Although the government pays the bulk of the money which runs the university, there are about 40,000 students, about 90% of enrollment, at Makerere paying about Shs2 million each per year. That is potentially about Shs80 billion per year. How much does the university collect?

The point has possibly come when the university needs to explicitly account for the money paid by private students. The 2010/11 Auditor General’s report made this point. The university’s latest report indicates that in Academic Year 2013/14, the university had 36,516 students. But semester II of the previous year 2012/13, had 40, 725 students. That is a difference of 4,209 students. Surely, something is not right with such figures. They beg questions.

Unfortunately, unlike other institutions, Makerere University’s Annual Report does not have a section on its accounts. The nearest is comes to mentioning them is in a small section titled `Financial Resources’ under the `Academic support environment” section. Why push such an important issue to the last three paragraphs of the 80-page report?

There is a management mantra that Makerere’s Vice Chancellor, Prof. Ddumba-Sentamu needs to adopt. It is renowned management philosopher Peter Drucker’s insistence that “if you are to manage something, you should first be able to measure it”.

The point has possibly been arrived at when an attempt must be made to measure the Makerere problem.

For example, how big is the tuition problem at Makerere? Could the strikes be a case of a few students paralysing the learning of the majority? Why is it that of all the 39 universities in Uganda, only Makerere University – and occasionally, Kyambogo University – suffers the menace of strikes by students over tuition?

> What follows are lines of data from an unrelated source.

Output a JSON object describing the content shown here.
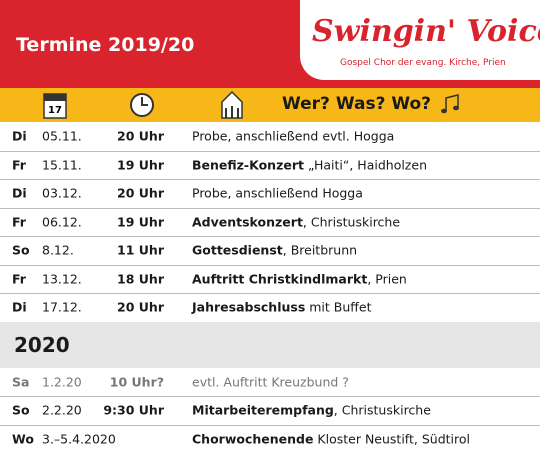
{
  "header": {
    "title": "Termine 2019/20",
    "logo": "Swingin' Voices",
    "logo_subtitle": "Gospel Chor der evang. Kirche, Prien"
  },
  "column_header": {
    "calendar_day": "17",
    "label": "Wer? Was? Wo?"
  },
  "sections": [
    {
      "rows": [
        {
          "day": "Di",
          "date": "05.11.",
          "time": "20 Uhr",
          "rest": "Probe, anschließend evtl. Hogga"
        },
        {
          "day": "Fr",
          "date": "15.11.",
          "time": "19 Uhr",
          "bold": "Benefiz-Konzert",
          "rest": " „Haiti“, Haidholzen"
        },
        {
          "day": "Di",
          "date": "03.12.",
          "time": "20 Uhr",
          "rest": "Probe, anschließend Hogga"
        },
        {
          "day": "Fr",
          "date": "06.12.",
          "time": "19 Uhr",
          "bold": "Adventskonzert",
          "rest": ", Christuskirche"
        },
        {
          "day": "So",
          "date": "8.12.",
          "time": "11 Uhr",
          "bold": "Gottesdienst",
          "rest": ", Breitbrunn"
        },
        {
          "day": "Fr",
          "date": "13.12.",
          "time": "18 Uhr",
          "bold": "Auftritt Christkindlmarkt",
          "rest": ", Prien"
        },
        {
          "day": "Di",
          "date": "17.12.",
          "time": "20 Uhr",
          "bold": "Jahresabschluss",
          "rest": " mit Buffet"
        }
      ]
    },
    {
      "year": "2020",
      "rows": [
        {
          "day": "Sa",
          "date": "1.2.20",
          "time": "10 Uhr?",
          "rest": "evtl. Auftritt Kreuzbund ?",
          "tentative": true
        },
        {
          "day": "So",
          "date": "2.2.20",
          "time": "9:30 Uhr",
          "bold": "Mitarbeiterempfang",
          "rest": ", Christuskirche"
        },
        {
          "day": "Wo",
          "date": "3.–5.4.2020",
          "time": "",
          "bold": "Chorwochenende",
          "rest": " Kloster Neustift, Südtirol"
        }
      ]
    }
  ]
}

These universities charge the lowest fees. They also admit the richest students. In 2015, Mt. St. Mary’s SS Kitende, Uganda Martyrs SS Namugongo, King’s College Budo and Ntare School topped the admissions to these universities. As we all know, these schools also happen to charge the highest fees, often far higher than Makerere tuition. So how is it that these students can pay at the lower levels but start striking when they get to Makerere?